The correct answer is this doesn't necessarily hold true. Can you give such example? I have a feeling this had something to do with piecewise functions.

Answer 1

Let $f(x)$ be any function whose range is $\{0,1\}$, and let $g(x) = 1 - f(x)$.

For example, let $f$ be such that $f(0) = 1$ and $f(x) = 0$ for all $x \ne 0$.

Answer 2

One continuous example: $f(x)=|x|+x, g(x)=|x|-x$.

For any $x$, at least one of the functions must be $0$, but there is nothing stopping them from "sharing" the $x$-axis between them.

Answer 3

As a further fun example, the functions $$ f(x) = \begin{cases}\exp\left[\frac{1}{x(x-2)}\right] & 0 < x < 2 \\ 0 & \mathrm{else}\end{cases}\;\;\;\; ;\;\;\;\; g(x) = \begin{cases}\exp\left[\frac{1}{x(x+2)}\right] & -2 < x < 0 \\ 0 & \mathrm{else}\end{cases} $$ satisfy $f(x)g(x) = 0$ for all real $x$ and are infinitely differentiable everywhere.

Answer 4

Inspired by Arthur's example, here's a differentiable example:

Let $f(x) = \text{max}(x^3,0)$ and let $g(x) = f(-x)$.

Answer 5

Rather than “piecewise” functions, this has to do with functions which are not analytic.

If $f$ and $g$ are analytic in a neighborhood $U$ of $x_0$, which means that their Taylor series at $x_0$ exist and converge to the functions in a neighborhood of $x_0$, then from $f(x)g(x)=0$ for $x\in U$, then either $f(x)=0$ for every $x\in U$ or $g(x)=0$ for every $x\in U$.

This is easy to prove in the context of holomorphic complex functions: if the set of zeros of a function which is holomorphic in an open connected set has an accumulation point, then the function is identically zero.

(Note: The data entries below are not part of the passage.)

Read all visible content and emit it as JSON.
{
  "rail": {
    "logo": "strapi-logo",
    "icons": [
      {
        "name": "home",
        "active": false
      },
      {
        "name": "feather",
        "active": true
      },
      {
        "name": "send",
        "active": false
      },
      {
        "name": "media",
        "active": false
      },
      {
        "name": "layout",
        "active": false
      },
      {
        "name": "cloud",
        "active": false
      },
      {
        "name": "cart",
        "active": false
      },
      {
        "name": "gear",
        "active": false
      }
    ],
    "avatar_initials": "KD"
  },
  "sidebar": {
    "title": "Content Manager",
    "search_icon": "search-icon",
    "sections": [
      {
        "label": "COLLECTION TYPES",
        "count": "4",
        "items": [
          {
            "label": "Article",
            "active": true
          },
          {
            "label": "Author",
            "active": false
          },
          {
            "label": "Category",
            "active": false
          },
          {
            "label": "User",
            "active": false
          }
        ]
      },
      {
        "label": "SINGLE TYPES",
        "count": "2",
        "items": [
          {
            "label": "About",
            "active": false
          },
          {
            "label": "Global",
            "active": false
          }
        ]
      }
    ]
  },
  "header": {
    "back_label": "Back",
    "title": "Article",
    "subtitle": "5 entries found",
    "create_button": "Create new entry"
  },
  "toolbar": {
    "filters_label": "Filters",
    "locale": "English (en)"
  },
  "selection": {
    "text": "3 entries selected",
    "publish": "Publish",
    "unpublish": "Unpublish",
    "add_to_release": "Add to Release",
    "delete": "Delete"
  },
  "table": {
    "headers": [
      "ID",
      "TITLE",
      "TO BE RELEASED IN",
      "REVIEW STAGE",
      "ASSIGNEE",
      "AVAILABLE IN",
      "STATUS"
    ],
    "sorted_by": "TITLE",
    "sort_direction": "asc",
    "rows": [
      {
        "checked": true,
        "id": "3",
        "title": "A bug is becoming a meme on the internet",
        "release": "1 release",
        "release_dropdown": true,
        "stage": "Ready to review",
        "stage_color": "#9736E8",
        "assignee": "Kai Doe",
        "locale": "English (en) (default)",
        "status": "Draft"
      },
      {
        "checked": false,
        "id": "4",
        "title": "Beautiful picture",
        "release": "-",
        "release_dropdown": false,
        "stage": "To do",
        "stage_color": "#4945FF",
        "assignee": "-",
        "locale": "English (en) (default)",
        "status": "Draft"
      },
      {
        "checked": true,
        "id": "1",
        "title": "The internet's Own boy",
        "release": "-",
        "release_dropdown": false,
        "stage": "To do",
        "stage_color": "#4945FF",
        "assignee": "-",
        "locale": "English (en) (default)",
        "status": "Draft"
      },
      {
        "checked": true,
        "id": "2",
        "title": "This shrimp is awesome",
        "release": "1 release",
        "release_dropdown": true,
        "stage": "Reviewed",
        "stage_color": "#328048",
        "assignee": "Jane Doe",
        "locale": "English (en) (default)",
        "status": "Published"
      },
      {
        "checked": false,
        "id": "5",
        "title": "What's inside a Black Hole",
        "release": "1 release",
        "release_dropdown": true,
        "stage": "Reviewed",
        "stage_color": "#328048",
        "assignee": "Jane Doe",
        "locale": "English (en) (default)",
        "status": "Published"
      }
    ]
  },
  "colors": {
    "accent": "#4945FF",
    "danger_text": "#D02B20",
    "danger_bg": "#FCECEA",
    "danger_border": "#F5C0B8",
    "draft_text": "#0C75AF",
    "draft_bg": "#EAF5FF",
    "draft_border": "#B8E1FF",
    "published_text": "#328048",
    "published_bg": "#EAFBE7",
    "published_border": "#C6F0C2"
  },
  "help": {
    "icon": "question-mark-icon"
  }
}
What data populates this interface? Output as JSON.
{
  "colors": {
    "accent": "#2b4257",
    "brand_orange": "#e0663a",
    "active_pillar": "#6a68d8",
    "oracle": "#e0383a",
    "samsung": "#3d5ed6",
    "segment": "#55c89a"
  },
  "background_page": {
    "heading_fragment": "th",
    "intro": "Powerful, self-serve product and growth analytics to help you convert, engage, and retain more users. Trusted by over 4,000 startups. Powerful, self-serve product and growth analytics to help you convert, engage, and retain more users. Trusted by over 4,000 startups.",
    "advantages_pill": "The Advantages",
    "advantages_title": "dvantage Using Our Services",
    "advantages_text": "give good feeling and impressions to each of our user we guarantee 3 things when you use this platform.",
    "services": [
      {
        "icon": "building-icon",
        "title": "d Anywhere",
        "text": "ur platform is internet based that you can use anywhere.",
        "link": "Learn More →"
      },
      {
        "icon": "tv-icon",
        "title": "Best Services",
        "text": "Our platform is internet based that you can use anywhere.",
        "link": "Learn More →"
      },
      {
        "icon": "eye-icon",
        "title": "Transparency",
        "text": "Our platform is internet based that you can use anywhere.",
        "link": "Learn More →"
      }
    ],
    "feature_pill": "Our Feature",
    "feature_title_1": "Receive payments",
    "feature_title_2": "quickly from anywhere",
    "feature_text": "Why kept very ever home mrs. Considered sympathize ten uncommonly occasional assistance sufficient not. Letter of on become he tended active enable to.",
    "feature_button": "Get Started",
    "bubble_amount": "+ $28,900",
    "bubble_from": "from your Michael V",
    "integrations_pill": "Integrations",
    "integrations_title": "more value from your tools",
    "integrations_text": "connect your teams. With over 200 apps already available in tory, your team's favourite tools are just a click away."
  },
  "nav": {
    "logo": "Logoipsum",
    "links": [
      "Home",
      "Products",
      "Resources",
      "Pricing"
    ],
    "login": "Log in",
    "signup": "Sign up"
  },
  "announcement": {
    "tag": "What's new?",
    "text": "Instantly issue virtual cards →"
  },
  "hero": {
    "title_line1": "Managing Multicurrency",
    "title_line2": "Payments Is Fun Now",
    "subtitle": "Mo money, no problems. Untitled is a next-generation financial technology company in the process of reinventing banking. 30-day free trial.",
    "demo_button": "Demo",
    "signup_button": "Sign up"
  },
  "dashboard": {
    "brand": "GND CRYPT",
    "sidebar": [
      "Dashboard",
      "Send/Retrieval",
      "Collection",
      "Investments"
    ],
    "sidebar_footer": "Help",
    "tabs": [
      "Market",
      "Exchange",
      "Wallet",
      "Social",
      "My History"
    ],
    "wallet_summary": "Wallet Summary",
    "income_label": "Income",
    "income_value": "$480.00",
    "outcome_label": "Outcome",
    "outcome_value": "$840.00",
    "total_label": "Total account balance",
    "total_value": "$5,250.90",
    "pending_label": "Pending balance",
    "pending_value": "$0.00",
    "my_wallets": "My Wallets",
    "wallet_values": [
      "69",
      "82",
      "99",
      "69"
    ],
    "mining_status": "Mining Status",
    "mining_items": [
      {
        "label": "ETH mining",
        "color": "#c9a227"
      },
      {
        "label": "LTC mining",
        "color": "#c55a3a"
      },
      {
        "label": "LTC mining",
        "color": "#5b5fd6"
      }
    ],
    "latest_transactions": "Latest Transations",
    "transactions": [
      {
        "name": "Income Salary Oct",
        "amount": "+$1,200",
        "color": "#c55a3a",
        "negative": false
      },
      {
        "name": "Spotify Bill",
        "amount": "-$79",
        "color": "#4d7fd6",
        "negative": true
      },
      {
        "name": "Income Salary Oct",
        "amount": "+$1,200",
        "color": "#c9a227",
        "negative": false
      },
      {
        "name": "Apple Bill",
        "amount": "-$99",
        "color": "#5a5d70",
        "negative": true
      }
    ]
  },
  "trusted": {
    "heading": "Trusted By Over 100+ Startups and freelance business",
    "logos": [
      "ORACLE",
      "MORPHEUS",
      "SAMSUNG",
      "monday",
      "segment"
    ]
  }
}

Thus all counterexamples to the assertion must not be analytic and the easiest way to produce nonanalytic functions is by using “piecewise definitions”.

A $C^{\infty}$ example: $$ f(x)=\begin{cases} 0 & x\le 0 \\ e^{-1/x^2} & x>0 \end{cases} \qquad g(x)=\begin{cases} e^{-1/x^2} & x<0 \\ 0 & x\ge 0 \end{cases} $$ The function $$ F(x)=\begin{cases} e^{-1/x^2} & x\ne0 \\ 0 & x=0 \end{cases} $$ is the prime example of a $C^{\infty}$ function which is not the sum of its Taylor series at $0$ (all derivatives at $0$ are $0$).

Of course, if you don't care about differentiability, simpler examples can be found: $$ f(x)=x+|x|\qquad g(x)=x-|x| $$ needs no "piecewise definition”.

Answer 6

You can go even more basic, not worrying about continuity, holomorphicity or using modulus signs. Let $f,g : \{0,1\} \to \{0,1\}$ with $$ f(0) = 0, f(1) = 1, g(0) = 1, g(1) = 0.$$ We then have $f(0)g(0) = 0*1 = 0 = 1*0 = f(1)g(1)$. (This is in essence the same as quasi's accepted answer, but giving an even more 'basic' function.)

Answer 7

$$f(x)\cdot g(x)=0\iff f(x)=0\lor g(x)=0.$$

Then take two distinct values $x_1,x_2$ and define the functions in such a way that $f(x_1)\ne0$ and $g(x_2)\ne0$ and zeroes everywhere else.